For Bytecoin & Peter Todd/Amir Taaki EC DH version using input or auxilliary addresses to save space its not even necessary to send the factor, its already sent. So then you send a separate message to do with secure delegatable filtering, a more secure/more space efficient bloom filter/prefix replacement, and this is a more flexible structure.
So the secure delegatable filter is you separately add an encrypted bloom bait Greg suggested (eg 1byte prefix communicated with public address.) And you can even combine that with Greg's extended bloom bait above to add anonymity set within the block.
Consequently you can now securely and very network/space efficiently securely delegate searching a block by computing the private key for the IBE pub key that any sender would use for that block, and sending it as a query to a random (or node-capture defended random selected node). The node can decrypt the encrypted bloom baits with it, but remains powerless to correlate with bloom baits to other payments received by the same user in bother blocks.
(In practice you might need an epoch not block or overlapping test because the user does not have full assurance of their tx ending up in the pending block).
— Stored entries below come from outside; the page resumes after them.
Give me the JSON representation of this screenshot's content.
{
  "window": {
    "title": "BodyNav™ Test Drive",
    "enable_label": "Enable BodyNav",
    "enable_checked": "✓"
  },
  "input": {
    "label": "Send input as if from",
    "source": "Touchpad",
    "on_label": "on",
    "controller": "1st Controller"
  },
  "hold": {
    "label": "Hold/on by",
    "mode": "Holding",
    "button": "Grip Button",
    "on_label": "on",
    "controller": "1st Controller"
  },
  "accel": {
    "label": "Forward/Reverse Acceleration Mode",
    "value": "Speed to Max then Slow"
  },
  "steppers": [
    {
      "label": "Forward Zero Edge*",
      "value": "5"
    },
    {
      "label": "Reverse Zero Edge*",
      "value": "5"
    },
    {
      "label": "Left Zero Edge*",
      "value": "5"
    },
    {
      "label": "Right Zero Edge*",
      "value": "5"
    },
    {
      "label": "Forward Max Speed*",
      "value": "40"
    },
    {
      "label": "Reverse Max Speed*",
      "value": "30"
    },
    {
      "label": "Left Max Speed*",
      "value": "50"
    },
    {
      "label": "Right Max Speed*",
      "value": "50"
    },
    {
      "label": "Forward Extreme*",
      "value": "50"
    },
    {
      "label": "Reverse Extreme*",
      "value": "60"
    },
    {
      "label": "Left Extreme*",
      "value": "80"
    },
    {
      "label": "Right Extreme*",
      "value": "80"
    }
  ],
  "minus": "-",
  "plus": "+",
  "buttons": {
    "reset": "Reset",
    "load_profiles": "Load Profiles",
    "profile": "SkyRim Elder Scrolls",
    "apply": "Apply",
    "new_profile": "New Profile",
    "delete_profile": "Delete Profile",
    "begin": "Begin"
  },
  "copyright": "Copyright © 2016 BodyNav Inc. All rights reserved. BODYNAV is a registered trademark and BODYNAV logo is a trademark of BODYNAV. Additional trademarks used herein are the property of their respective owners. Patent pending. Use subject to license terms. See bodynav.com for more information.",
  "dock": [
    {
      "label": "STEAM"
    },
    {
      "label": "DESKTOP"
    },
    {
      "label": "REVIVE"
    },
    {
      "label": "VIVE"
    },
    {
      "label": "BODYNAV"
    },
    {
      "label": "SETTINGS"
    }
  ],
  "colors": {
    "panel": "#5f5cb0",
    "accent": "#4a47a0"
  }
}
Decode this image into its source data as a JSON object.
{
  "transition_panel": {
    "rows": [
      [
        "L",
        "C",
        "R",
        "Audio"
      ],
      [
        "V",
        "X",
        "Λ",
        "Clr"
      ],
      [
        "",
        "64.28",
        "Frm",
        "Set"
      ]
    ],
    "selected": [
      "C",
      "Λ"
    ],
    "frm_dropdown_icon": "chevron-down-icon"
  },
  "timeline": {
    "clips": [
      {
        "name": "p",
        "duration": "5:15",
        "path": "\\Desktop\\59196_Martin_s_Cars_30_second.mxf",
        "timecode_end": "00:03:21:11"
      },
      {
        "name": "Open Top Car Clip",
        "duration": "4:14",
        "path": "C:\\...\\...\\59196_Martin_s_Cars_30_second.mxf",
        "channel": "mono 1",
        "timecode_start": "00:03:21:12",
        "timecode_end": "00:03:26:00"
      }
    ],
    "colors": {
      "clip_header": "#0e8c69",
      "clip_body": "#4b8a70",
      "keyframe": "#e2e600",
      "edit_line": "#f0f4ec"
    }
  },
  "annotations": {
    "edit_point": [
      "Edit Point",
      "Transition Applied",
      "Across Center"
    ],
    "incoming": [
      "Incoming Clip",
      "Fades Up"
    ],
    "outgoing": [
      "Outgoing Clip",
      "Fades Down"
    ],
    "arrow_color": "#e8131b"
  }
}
About weil pairing, and new hardness crypto risk, this is also the hardness assumption under some ZK-SNARKs as I think used in zerocash, and while ZK-SNARK introduces its own complexity/crypto system risk on top; in my view weil pairing is slightly lower assurance/review not so widely used relative to EC DL problem. Anyway the interesting thing to say about that is in the event this scheme got broken in the future it falls back to the scheme that is being proposed using prefix. Ie its no worse than that from linkability and likely would retain some cost even if broken-- asymmetric crypto breaks are usually somewhat gradual.
This looks more expensive and non-indexable though I didnt look to see if there is any ciphertext only or batch precomputation that could be squeezed out of it.
Obviously its more CPU intensive and some eg fee mechanism to prevent node DoS could be nice, but it seems to demonstrate a proof by existence that it is possible to do better.
Finally I think it maybe within possibility to do further than this because it is not technically necessary to delegate decryption, only to delegate filtering, which can be a simpler requirement.
(*) There was an earlier scheme by Maurer et al if I recall, but to get a 1024-bit security margin you had to perform a discrete log attack on a 512-bit prime, so the key generation cost was immense, hence "sensible trapdoor steepness" thats very shallow in tems of work difference between setup cost and crypto system strength.